W tym czasie byłem na scenie podczas spektaklu, który wraz z moim teatrem graliśmy w ramach Międzynarodowego Festiwalu Szekspirowskiego w Krajowej w Rumunii. Z tego powodu nie mogłem usunąć udostępnionego filmiku zaraz po tym, jak się ukazał.
Zdołałem odzyskać dostęp do konta. Wraz ze specjalistami pracujemy nad tym, by jak najszybciej rozwiązać ten problem oraz zabezpieczyć konta przed ponownymi próbami hakerskimi" – oświadczył Poniedziałek na Instagramie.
Wypowiedział się również dla serwisu NaTemat. - Padłem ofiarą przestępstwa.
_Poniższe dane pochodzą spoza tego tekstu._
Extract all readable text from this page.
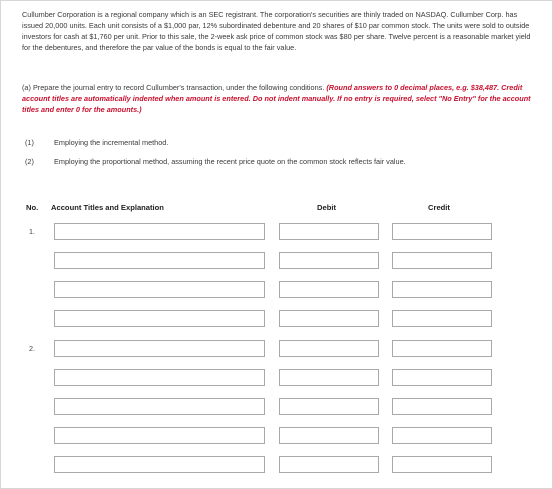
Cullumber Corporation is a regional company which is an SEC registrant. The corporation's securities are thinly traded on NASDAQ. Cullumber Corp. has issued 20,000 units. Each unit consists of a $1,000 par, 12% subordinated debenture and 20 shares of $10 par common stock. The units were sold to outside investors for cash at $1,760 per unit. Prior to this sale, the 2-week ask price of common stock was $80 per share. Twelve percent is a reasonable market yield for the debentures, and therefore the par value of the bonds is equal to the fair value.
(a) Prepare the journal entry to record Cullumber's transaction, under the following conditions. (Round answers to 0 decimal places, e.g. $38,487. Credit account titles are automatically indented when amount is entered. Do not indent manually. If no entry is required, select "No Entry" for the account titles and enter 0 for the amounts.)
(1)	Employing the incremental method.
(2)	Employing the proportional method, assuming the recent price quote on the common stock reflects fair value.
No. Account Titles and Explanation	Debit	Credit
1.
2.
Ktoś mi robi straszną robotę, chce mi potwornie zaszkodzić. To ja jestem na zdjęciu, takich zdjęć wysłałem kiedyś komuś sporo. Nie wiem, kto chce mi zaszkodzić – powiedział.
I jest w tej wypowiedzi drobna nieścisłość. Skoro aktor rzeczywiście wysyłał takie zdjęcia (co jest wysoce nieodpowiedzialne – zwłaszcza w przypadku celebrytów), to prawdopodobnie wie, komu je przesyłał. A co za tym idzie – powinien również wiedzieć, kto może "chcieć mu zaszkodzić". No, chyba że wysyłał takie materiały masowo.
Warto podkreślić, że osoba, która "w jego imieniu" – bo na jego profilu – opublikowała takie zdjęcia, popełniła przestępstwo. Nawet jeśli weszła w posiadanie zdjęć w sposób legalny.
Za podszywanie się pod inną osobę poprzez wykorzystanie jej wizerunku lub innych danych osobowych grozi do trzech lat więzienia. Sprawca musi działać w celu wyrządzenia jej szkody czy np. ośmieszenia – a to niewątpliwie miało miejsce w tym przypadku.
Mamy nadzieję, że sprawa znajdzie finał w sądzie.